Het afgelopen jaar hebben het pensioenfonds en sociale partners (dat zijn de branchevereniging Koninklijke Binnenvaart Nederland en de vakorganisatie Nautilus International) samen onderzocht of er nog vóór 2025 een nieuwe pensioenregeling kan worden ingevoerd, onder de nieuwe pensioenregels die landelijk in de maak zijn. Conclusie: dat lukt helaas niet. Sociale partners gaan zich nu sterk maken voor een nieuwe, vrijwillige pensioenregeling per 1 januari 2025 zodat uw pensioenopbouw gewoon kan doorlopen. En het pensioenfondsbestuur blijft zich concentreren op al het pensioen dat u met elkaar al heeft opgebouwd. Wat betekent dit voor u als deelnemer? En voor u als werkgever? Lees het in dit artikel.

Aan tafel zitten Ronald van Oostrom, bestuursvoorzitter van het pensioenfonds, Jacques Naaborgh, bestuurslid van branchevereniging Koninklijke Binnenvaart Nederland en Bert Klein, bestuurder bij Nautilus International. Laten we maar met de deur in huis vallen en de heren het hemd van het lijf vragen.

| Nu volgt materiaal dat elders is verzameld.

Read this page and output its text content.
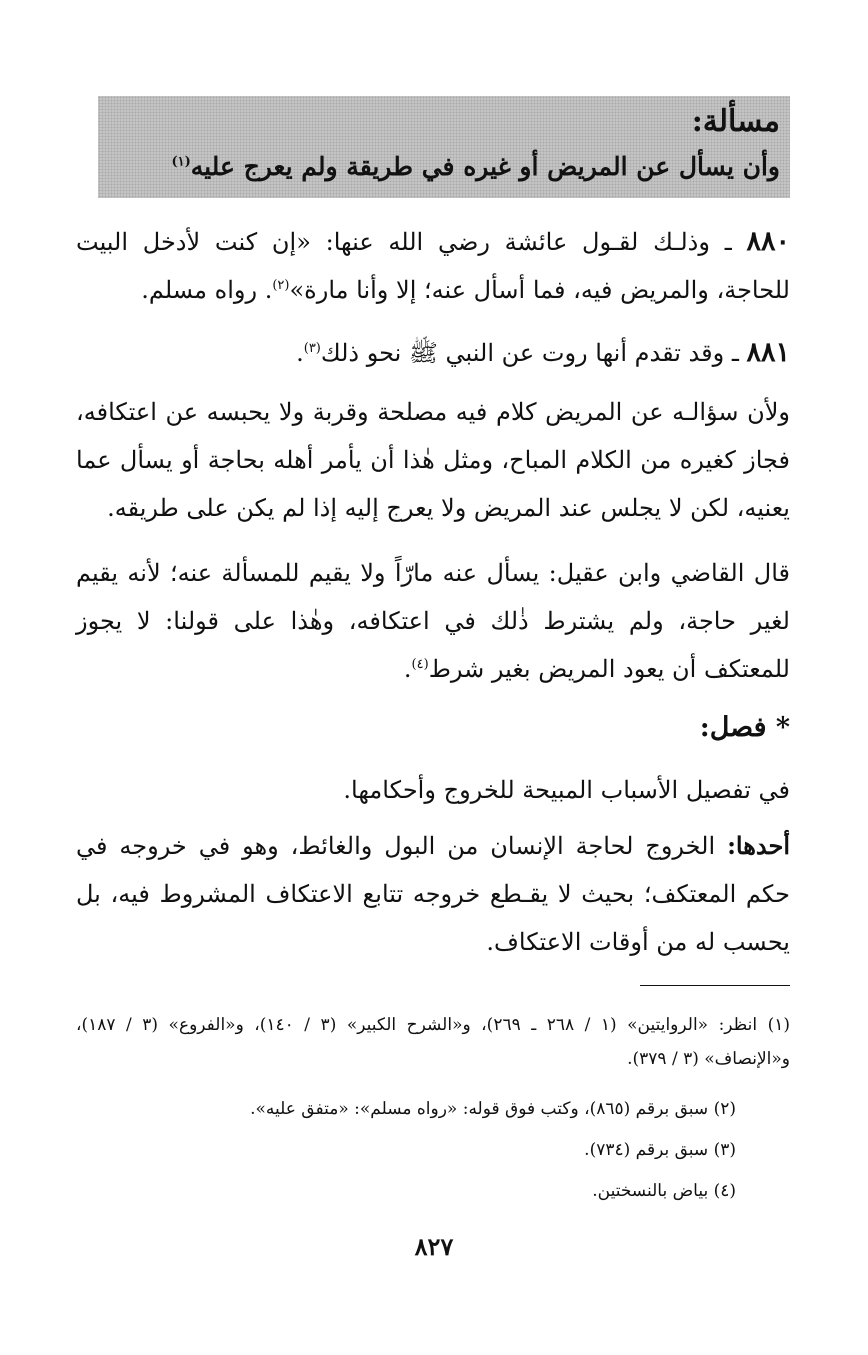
مسألة:
وأن يسأل عن المريض أو غيره في طريقة ولم يعرج عليه$^{(١)}$
٨٨٠ ـ وذلـك لقـول عائشة رضي الله عنها: «إن كنت لأدخل البيت للحاجة، والمريض فيه، فما أسأل عنه؛ إلا وأنا مارة»$^{(٢)}$. رواه مسلم.
٨٨١ ـ وقد تقدم أنها روت عن النبي ﷺ نحو ذلك$^{(٣)}$.
ولأن سؤالـه عن المريض كلام فيه مصلحة وقربة ولا يحبسه عن اعتكافه، فجاز كغيره من الكلام المباح، ومثل هٰذا أن يأمر أهله بحاجة أو يسأل عما يعنيه، لكن لا يجلس عند المريض ولا يعرج إليه إذا لم يكن على طريقه.
قال القاضي وابن عقيل: يسأل عنه مارّاً ولا يقيم للمسألة عنه؛ لأنه يقيم لغير حاجة، ولم يشترط ذٰلك في اعتكافه، وهٰذا على قولنا: لا يجوز للمعتكف أن يعود المريض بغير شرط$^{(٤)}$.
* فصل:
في تفصيل الأسباب المبيحة للخروج وأحكامها.
أحدها: الخروج لحاجة الإنسان من البول والغائط، وهو في خروجه في حكم المعتكف؛ بحيث لا يقـطع خروجه تتابع الاعتكاف المشروط فيه، بل يحسب له من أوقات الاعتكاف.
(١) انظر: «الروايتين» (١ / ٢٦٨ ـ ٢٦٩)، و«الشرح الكبير» (٣ / ١٤٠)، و«الفروع» (٣ / ١٨٧)، و«الإنصاف» (٣ / ٣٧٩).
(٢) سبق برقم (٨٦٥)، وكتب فوق قوله: «رواه مسلم»: «متفق عليه».
(٣) سبق برقم (٧٣٤).
(٤) بياض بالنسختين.
٨٢٧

Op 1 januari 2025 valt kennelijk het doek. Waarom is dat? En is het pensioen dan weg?

Alle drie roepen tegelijk: “Nee!!” – Ronald: “Het pensioen is zeker niet weg! En eigenlijk valt er ook geen doek. Onze verplichtstelling vervalt op 1 januari 2025. Dat betekent dat het voor werkgevers in de binnenvaart sector niet meer verplicht is om bij ons pensioenfonds hun pensioenregeling onder te brengen. De minister heeft daar vorig jaar toe besloten. Maar: al het pensioen dat al is opgebouwd, blijft gewoon in het fonds en dat blijven we beheren, we blijven beleggen en we blijven uitkeren. En we hebben en houden de ambitie om te indexeren”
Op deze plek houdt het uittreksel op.